# Front Door Finish



## Jumanji (Jan 31, 2013)

Got a question, and I suspect someone on this board has some good info. Bought a house a year ago, and it has a front door that appears to be solid mahogany, in a very dark brown finish. It is not varnished, but has a dull finish that might be oiled? The door isn't weathered, but gets evening sun. I have researched finishes and think it might be finished with tung oil, Australian timber oil, or something similar. Don't know enough about this to know, as my previous houses I always did with stain and multiple layers of spar varnish. I would rather not go that route with this door.

A friend of mine is a wood working guy, and he said Ephines (sp?) finish was highly-rated, but only products I could find from them looked to be a clear sealer.

Anyone have any advice? I don't mind having to apply a couple of times per year to maintain. But don't want to get into the position of having to sand it all down, stain, varnish, etc - like I used to go thru with my other houses with west-facing front doors.

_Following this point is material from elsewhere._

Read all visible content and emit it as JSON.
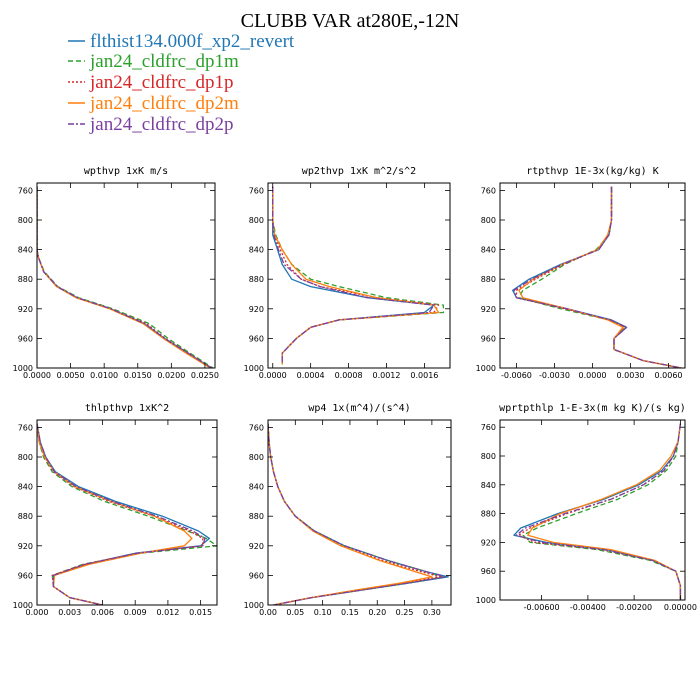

Thanks in advance for any advice.


----------



## Wordsaw (Apr 17, 2013)

Epifanes is a marine-grade product which offers a lot of UV protection but, yes, it's a topcoat like other varnishes. It might be available in a satin finish, though.


----------



## t-astragal (Dec 14, 2011)

A sanding and topcoat once a year isn't too bad. Just stay with spar poly or spar varnish and keep up the maintenance. Your door needs to be sealed not oiled. If you want to go over the top and reduce maintenance, look at Smith or System 3 clear penetrating epoxy sealer. It will take a couple of weeks to apply but will make the varnish much more durable. Smith claims 5-10 years in direct full sun with no maintenance. Good luck. 


Steve


----------